The effect of reversible inactivation of raphe nuclus on learning and memory in rats

Authors

Abstract

The role of raphe nucleus (R.N) and serotonin in some behaviors such as sleep, cognition, mood, and memory has previously been reported. The median raphe (MR) nucleus is a major serotonin-containing cell group within the brainstem and is one of the main sources of projections to the septum and hippocampus. The hippocampus is widely believed to be essential for context-conditioning learning. Moreover, the hippocampus is thought to have a temporary function in the storage of memory, because when the hippocampus is damaged, recent, but not past memories are impaired.
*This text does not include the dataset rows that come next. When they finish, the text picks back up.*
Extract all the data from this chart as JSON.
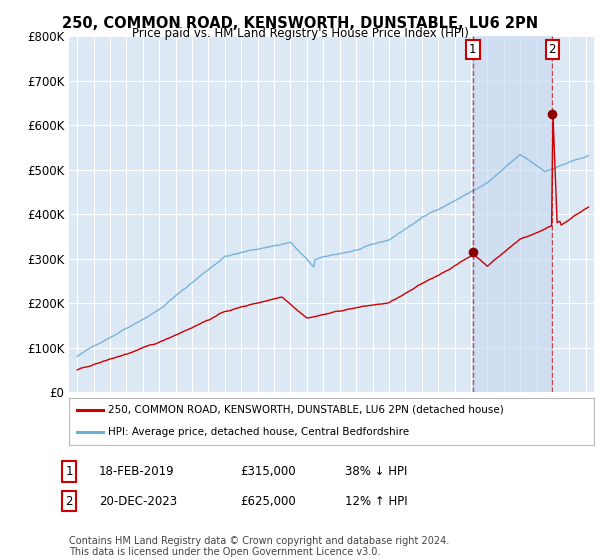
{
  "title": "250, COMMON ROAD, KENSWORTH, DUNSTABLE, LU6 2PN",
  "subtitle": "Price paid vs. HM Land Registry's House Price Index (HPI)",
  "ylim": [
    0,
    800000
  ],
  "yticks": [
    0,
    100000,
    200000,
    300000,
    400000,
    500000,
    600000,
    700000,
    800000
  ],
  "ytick_labels": [
    "£0",
    "£100K",
    "£200K",
    "£300K",
    "£400K",
    "£500K",
    "£600K",
    "£700K",
    "£800K"
  ],
  "background_color": "#ffffff",
  "plot_bg_color": "#dce9f5",
  "grid_color": "#ffffff",
  "hpi_color": "#6baed6",
  "price_color": "#cc0000",
  "dashed_color": "#cc0000",
  "marker_color": "#8b0000",
  "transaction1_x": 2019.12,
  "transaction1_y": 315000,
  "transaction1_label": "1",
  "transaction2_x": 2023.96,
  "transaction2_y": 625000,
  "transaction2_label": "2",
  "legend_line1": "250, COMMON ROAD, KENSWORTH, DUNSTABLE, LU6 2PN (detached house)",
  "legend_line2": "HPI: Average price, detached house, Central Bedfordshire",
  "note1_label": "1",
  "note1_date": "18-FEB-2019",
  "note1_price": "£315,000",
  "note1_change": "38% ↓ HPI",
  "note2_label": "2",
  "note2_date": "20-DEC-2023",
  "note2_price": "£625,000",
  "note2_change": "12% ↑ HPI",
  "footer": "Contains HM Land Registry data © Crown copyright and database right 2024.\nThis data is licensed under the Open Government Licence v3.0.",
  "xlim_left": 1994.5,
  "xlim_right": 2026.5,
  "shaded_region_start": 2019.12,
  "shaded_region_end": 2023.96
}
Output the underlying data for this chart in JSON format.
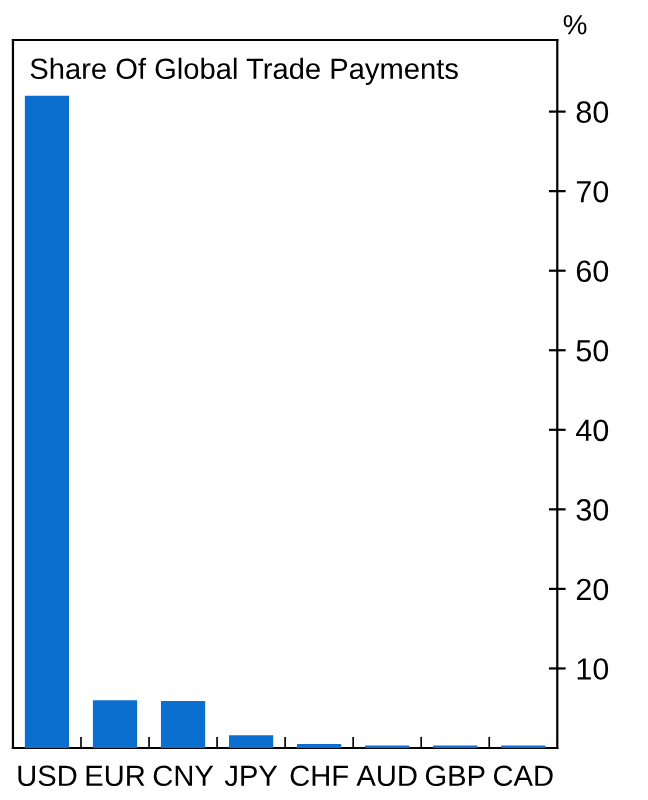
{
  "chart_data": {
    "type": "bar",
    "title": "Share Of Global Trade Payments",
    "ylabel": "%",
    "categories": [
      "USD",
      "EUR",
      "CNY",
      "JPY",
      "CHF",
      "AUD",
      "GBP",
      "CAD"
    ],
    "values": [
      82,
      6,
      5.9,
      1.6,
      0.5,
      0.3,
      0.3,
      0.3
    ],
    "color": "#0b6fd0",
    "ylim": [
      0,
      89
    ],
    "yticks": [
      10,
      20,
      30,
      40,
      50,
      60,
      70,
      80
    ],
    "grid": false,
    "legend": false
  }
}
In the present study, the effect of reversible inactivation of R.N on memory and learning was investigated using passive avoidance method. For this purpose, Wistar rats (220-250 g) were anesthetized with ketamine and cannula was implanted above the R.N according to atlas of Paxinos. Ten days after surgery, animals were divided into 4 groups. In three of the experimental groups, lidocaine (2%) was injected 0, 60, and 120 minutes after acquisition period and in 1 group, saline used as control. Forty-eight hours later, animals were placed in shuttle box and latency time before entering into the dark chamber and total duration being spent in darkness and lightness was recorded. The results indicated that the latency period before entering into the dark chamber increases up to 350%, 450% and 475% at 0, 60, and 120 minutes respectively, as compared to control group. In addition, time duration being spent in dark space reduced up to 46%, 31%, and 87% and time duration being spent in light space increased up to 64%, 100% and 90% at 0, 60, and 120 minutes as compared to control. It could be proposed that the interactions between the septo-hippocampal 5-HT and ACh in the modulation of learning and memory may be related with 5-HT-ergic origin (DRN or MRN). This study showed that injection of lidocaine (2%) into the raphe nucleus could improve learning and memory.